The other big news to come out of yesterday's appointment is that the doctor told me that I needed to quit working, even from home. To help keep my uterus quiet, I am to lay on my side as much as possible and avoid any unnecessary stress (these babies make sure I have enough of that as it is). So as of today, I am a woman of leisure—ordered to stay off my feet and lacking the strength or mobility to do anything else anyway! We'll see how long it takes for me to go out of my mind.

Monday, October 6, 2008

Meet our virtual offspring

When Ted and I were first married, we saw one of those machines that morphs two faces together and just couldn't pass up the chance to see what our future kids would look like. Over the years, we've joked about the amusing results, and now, in a matter of weeks, we're finally going to see how accurate the machine's predictions were!

Allow me to introduce to you our kiddie composites (is it wrong to hope that the technology still has a ways to go?):

Friday, October 3, 2008

Good news

The lab results are in, and I don't have preeclampsia! The nurse said that my protein levels were around 250, and they don't start worrying until levels hit the 500 range. Whew!

As for the contractions, they seem to have quieted down. I had only one during my monitoring session this morning, but I did feel several throughout the day. Fortunately, the contractions do not hurt; it just feels like my belly is tightening up and shrinking in on itself for about a minute or so—a very odd sensation, indeed. We'll see how I do over the weekend.

In any case, thanks for all your words of encouragement, as well as your continued prayers for me, the babies, and Ted.
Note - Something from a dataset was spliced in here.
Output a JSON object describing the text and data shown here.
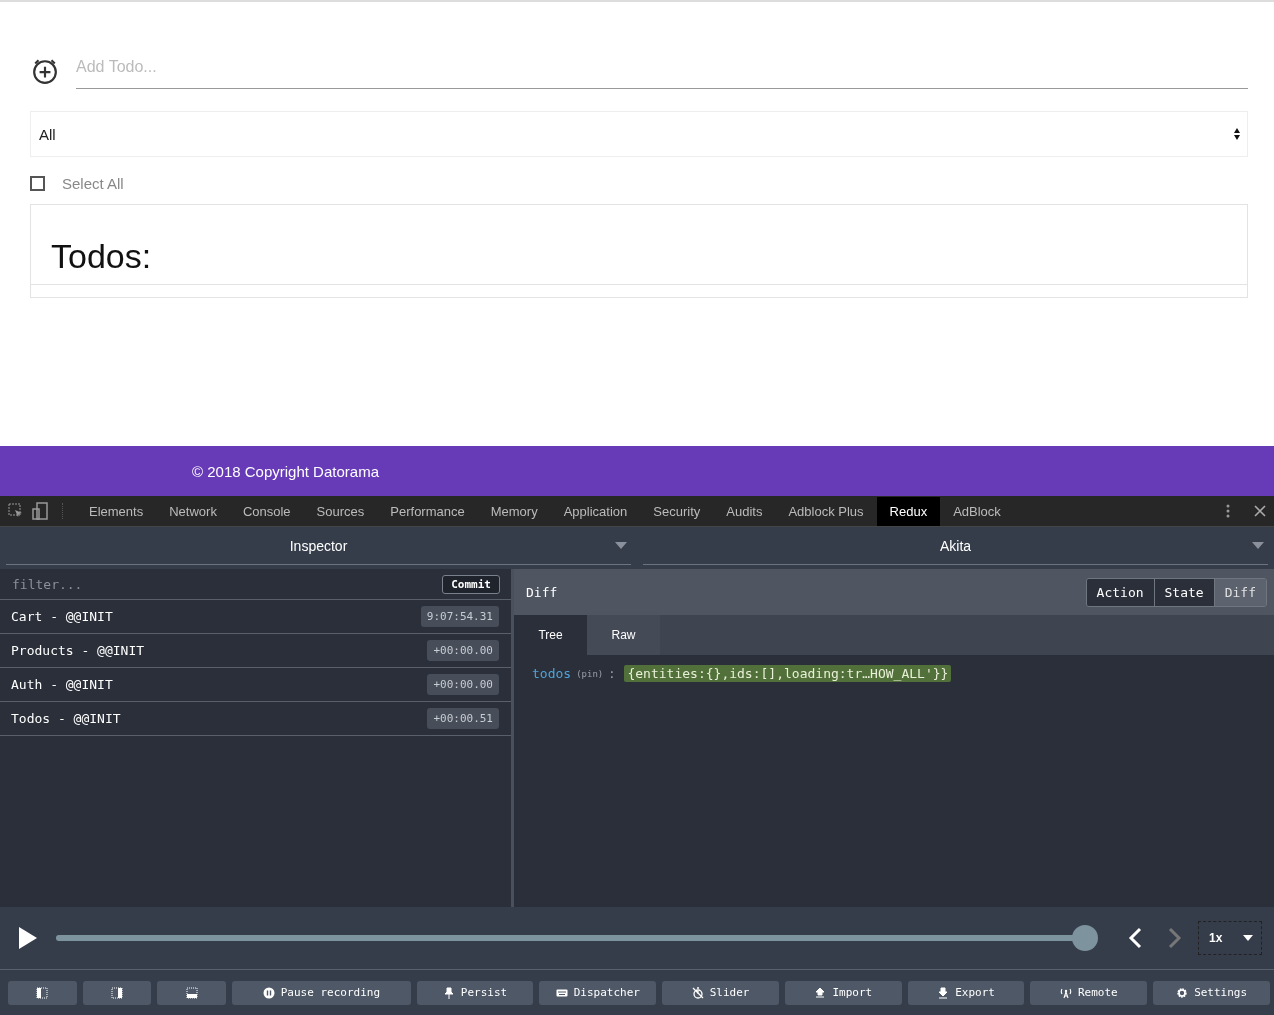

They really do make a difference!

Thursday, October 2, 2008

A roller-coaster week

My first week of bedrest ended on a high note, with a baby shower thrown by my mother-in-law's friends (don't worry, I had permission from my doctor to attend). I had met most of them only once or twice (several years ago, when I was but a blushing bride), and some I had never met before. The ladies immediately put me at ease, however, with their excitement about the quads, myriad questions about how things are going, and offers to help out when the babies arrive. Ted and I were so surprised by their generosity; it's clear that they must love his mother dearly and we are so thankful that they extended that love to us. The hostesses did a fantastic job and, as you can see, I got another cute cake out of the deal!
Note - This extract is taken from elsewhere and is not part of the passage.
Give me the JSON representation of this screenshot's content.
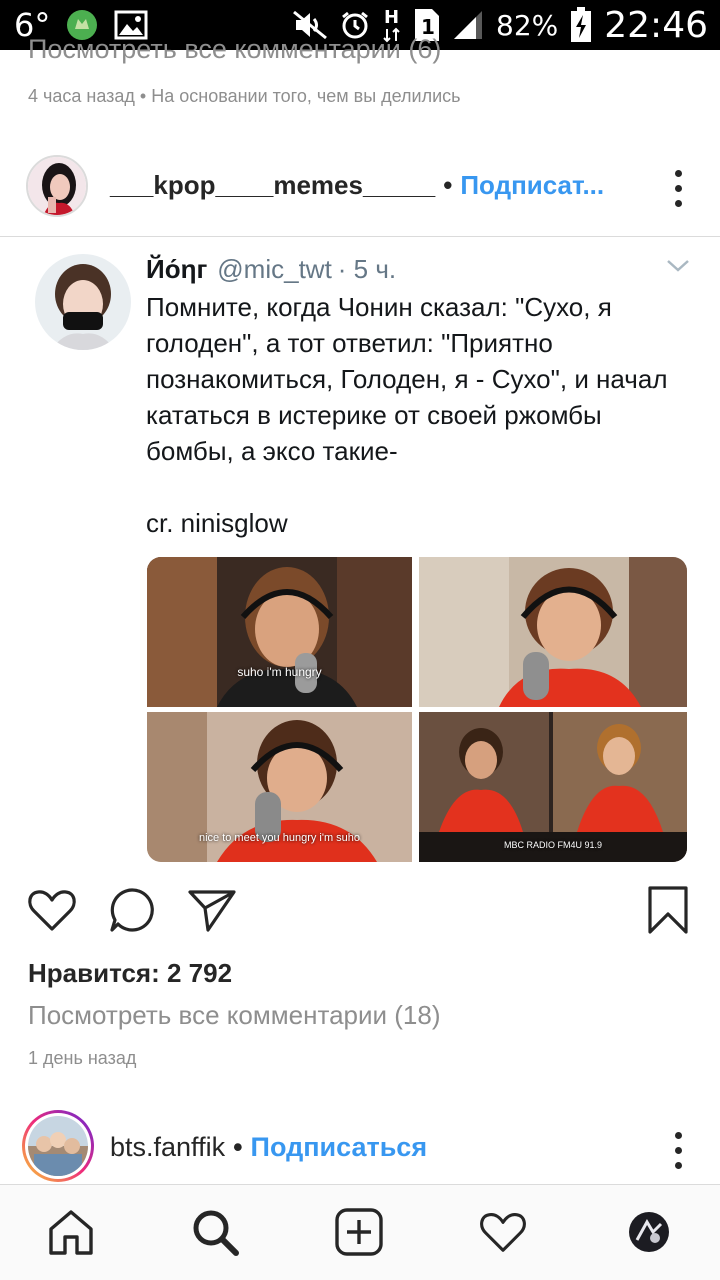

Unfortunately, the days following this final baby shower haven't been quite as much fun. At my doctor visit on Tuesday, they found a small amount of protein in my urine. Since this could indicate the onset of preeclampsia (click on the link if you aren't familiar with the condition), the doctor decided to run some additional tests (results should be available tomorrow afternoon). On top of this, I've had contraction monitoring sessions registering five, six, seven, and even eight contractions in the past few days. For this reason, my doctor has put me on Procardia, which is usually used to treat high blood pressure but is also effective at relaxing the uterus. I am not very happy about being on meds already, but I'd rather take a pill than be in the hospital or lose my babies. Hopefully this Procardia will do the trick, and my uterus will stay nice and calm for a few more weeks.

I should be used to the highs and lows by now, but I admit that it's been hard for both Ted and me to balance excitement about the quads and the realities of a high-risk pregnancy. Fortunately, we are a team and we are growing stronger every day. I haven't enjoyed losing my independence (even if I weren't on bedrest, I have no energy and I just plain can't move like I used to), but it's definitely given me a chance to appreciate how much Ted loves me and the babies. I couldn't do this without his help, and I try to let him know every day that I don't take his willing sacrifices of time and energy for granted. I am so blessed to have his support, both physically and emotionally. He is going to be a great dad!